Kaiser workers announce five-day statewide strike, ramp up social media campaign
Four thousand Kaiser mental health clinicians and health care professionals will start a five-day statewide strike Dec. 10 that will impact more than 100 Kaiser clinics and hospitals across California.
For nearly a decade, these workers have dedicated themselves to improving mental health care at Kaiser. After a five-year fight, they won a contract in 2015 that made Kaiser commit to transforming itself into the best place to give and receive mental health care. But after three years of trying to work with Kaiser to achieve this goal, Kaiser has refused to make meaningful changes to improve working conditions and access to care.
“If Kaiser is serious about being a leader in mental health care, it needs to get serious about listening to its mental health clinicians and using its ample resources to properly staff its mental health services and provide the care that patients need,” said Linda Matthews, a Kaiser licensed clinical social worker in Rancho Cordova.
Since contract bargaining began in June, Kaiser, which reported a $3.8 billion profit last year, has rejected therapists’ proposals to boost staffing and end long waits for therapy appointments. Kaiser has also offered lower raises than it gave to its coalition of unions, refused to compensate workers for having gone without raises from 2011 to 2014, and refused to restore pensions to recently-hired workers in Southern California.
In response, Kaiser workers have already gone on the offensive. They are leafleting Kaiser facilities every day leading up the strike and ramping up a social media campaign exposing Kaiser’s failure to provide timely access to mental health care in violation of state law.

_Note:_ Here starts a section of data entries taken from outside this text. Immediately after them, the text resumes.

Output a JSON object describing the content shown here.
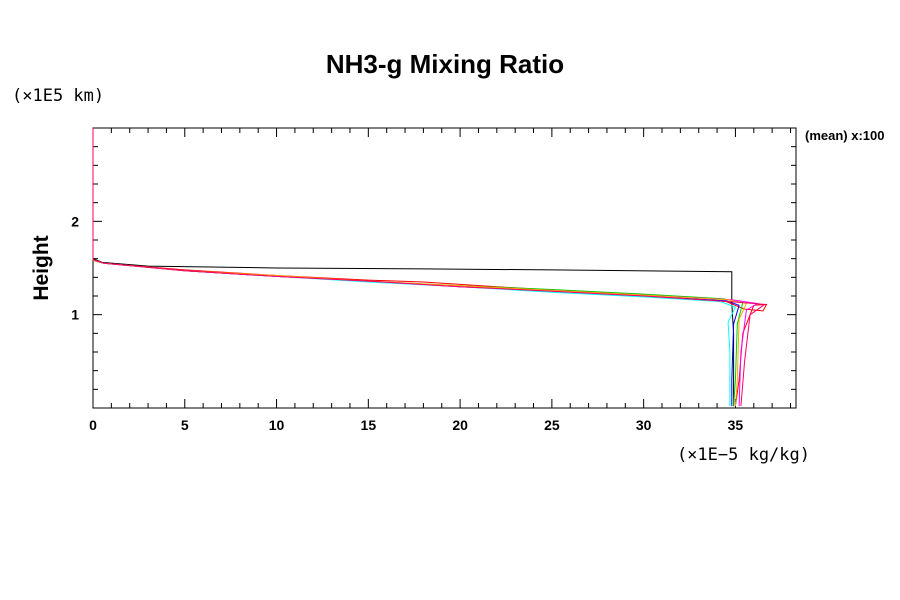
{
  "chart_data": {
    "type": "line",
    "title": "NH3-g Mixing Ratio",
    "xlabel": "",
    "ylabel": "Height",
    "x_unit_label": "(×1E−5 kg/kg)",
    "y_unit_label": "(×1E5 km)",
    "annotation": "(mean) x:100",
    "xlim": [
      0,
      38.3
    ],
    "ylim": [
      0,
      3
    ],
    "xticks": [
      0,
      5,
      10,
      15,
      20,
      25,
      30,
      35
    ],
    "xtick_labels": [
      "0",
      "5",
      "10",
      "15",
      "20",
      "25",
      "30",
      "35"
    ],
    "yticks": [
      1,
      2
    ],
    "ytick_labels": [
      "1",
      "2"
    ],
    "grid": false,
    "series": [
      {
        "color": "#000000",
        "points": [
          [
            0,
            1.6
          ],
          [
            0.5,
            1.56
          ],
          [
            3,
            1.52
          ],
          [
            10,
            1.5
          ],
          [
            18,
            1.49
          ],
          [
            25,
            1.48
          ],
          [
            34.8,
            1.46
          ],
          [
            34.8,
            1.12
          ],
          [
            34.9,
            0.8
          ],
          [
            34.9,
            0.02
          ]
        ]
      },
      {
        "color": "#ff0000",
        "points": [
          [
            0,
            1.58
          ],
          [
            0.6,
            1.55
          ],
          [
            5,
            1.48
          ],
          [
            10,
            1.42
          ],
          [
            15,
            1.37
          ],
          [
            18,
            1.35
          ],
          [
            22,
            1.3
          ],
          [
            27,
            1.24
          ],
          [
            31,
            1.19
          ],
          [
            34.5,
            1.14
          ],
          [
            35.5,
            1.06
          ],
          [
            36.5,
            1.04
          ],
          [
            36.7,
            1.11
          ],
          [
            36,
            1.1
          ],
          [
            35.4,
            0.8
          ],
          [
            35.2,
            0.3
          ],
          [
            35.0,
            0.02
          ]
        ]
      },
      {
        "color": "#00cc00",
        "points": [
          [
            0,
            1.58
          ],
          [
            0.6,
            1.55
          ],
          [
            5,
            1.47
          ],
          [
            10,
            1.41
          ],
          [
            15,
            1.36
          ],
          [
            20,
            1.31
          ],
          [
            25,
            1.27
          ],
          [
            30,
            1.22
          ],
          [
            34.3,
            1.17
          ],
          [
            35.4,
            1.13
          ],
          [
            35.1,
            0.9
          ],
          [
            35.0,
            0.3
          ],
          [
            34.9,
            0.02
          ]
        ]
      },
      {
        "color": "#0000ff",
        "points": [
          [
            0,
            1.58
          ],
          [
            0.6,
            1.55
          ],
          [
            5,
            1.47
          ],
          [
            10,
            1.41
          ],
          [
            15,
            1.36
          ],
          [
            20,
            1.3
          ],
          [
            25,
            1.25
          ],
          [
            30,
            1.2
          ],
          [
            34.5,
            1.15
          ],
          [
            35.2,
            1.1
          ],
          [
            34.9,
            0.9
          ],
          [
            34.8,
            0.3
          ],
          [
            34.8,
            0.02
          ]
        ]
      },
      {
        "color": "#00ffff",
        "points": [
          [
            0,
            1.58
          ],
          [
            0.6,
            1.55
          ],
          [
            5,
            1.47
          ],
          [
            10,
            1.41
          ],
          [
            15,
            1.35
          ],
          [
            20,
            1.3
          ],
          [
            25,
            1.24
          ],
          [
            30,
            1.19
          ],
          [
            34.2,
            1.14
          ],
          [
            35.0,
            1.08
          ],
          [
            34.6,
            0.92
          ],
          [
            34.7,
            0.6
          ],
          [
            34.7,
            0.02
          ]
        ]
      },
      {
        "color": "#ff00ff",
        "points": [
          [
            0,
            1.59
          ],
          [
            0.6,
            1.55
          ],
          [
            5,
            1.47
          ],
          [
            10,
            1.41
          ],
          [
            15,
            1.36
          ],
          [
            20,
            1.3
          ],
          [
            25,
            1.26
          ],
          [
            30,
            1.21
          ],
          [
            34.8,
            1.16
          ],
          [
            36.2,
            1.12
          ],
          [
            35.6,
            1.05
          ],
          [
            35.3,
            0.6
          ],
          [
            35.2,
            0.02
          ]
        ]
      },
      {
        "color": "#ffaa00",
        "points": [
          [
            0,
            1.58
          ],
          [
            0.6,
            1.55
          ],
          [
            5,
            1.47
          ],
          [
            10,
            1.42
          ],
          [
            15,
            1.36
          ],
          [
            20,
            1.31
          ],
          [
            25,
            1.26
          ],
          [
            30,
            1.21
          ],
          [
            34.6,
            1.16
          ],
          [
            35.6,
            1.12
          ],
          [
            35.2,
            0.95
          ],
          [
            35.1,
            0.3
          ],
          [
            35.0,
            0.02
          ]
        ]
      },
      {
        "color": "#ff0066",
        "points": [
          [
            0,
            3.0
          ],
          [
            0,
            1.59
          ],
          [
            0.6,
            1.55
          ],
          [
            5,
            1.47
          ],
          [
            10,
            1.41
          ],
          [
            15,
            1.36
          ],
          [
            20,
            1.3
          ],
          [
            25,
            1.25
          ],
          [
            30,
            1.2
          ],
          [
            34.7,
            1.14
          ],
          [
            36.6,
            1.11
          ],
          [
            35.8,
            1.0
          ],
          [
            35.5,
            0.5
          ],
          [
            35.3,
            0.02
          ]
        ]
      }
    ]
  }
}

The “Kaiser Don’t Deny” campaign began with images of workers that were shared hundreds of times on Facebook, Instagram and Twitter and then included videos urging patients to share their stories. The latest video features psychologist Kent Coleman describing how his patients with serious brain illnesses can’t access care.
It’s shameful and despicable how they can’t just get into see me more than once every month or two months,” he said. “It’s not fair to them. They need treatment now.”
In addition to the social media campaign, we have placed ads on BART trains and organized a community forum with former Congressman Patrick Kennedy, who authored federal mental health parity legislation. This campaign will continue to gain strength until Kaiser realizes that it must improve care and treat our workers with dignity and respect.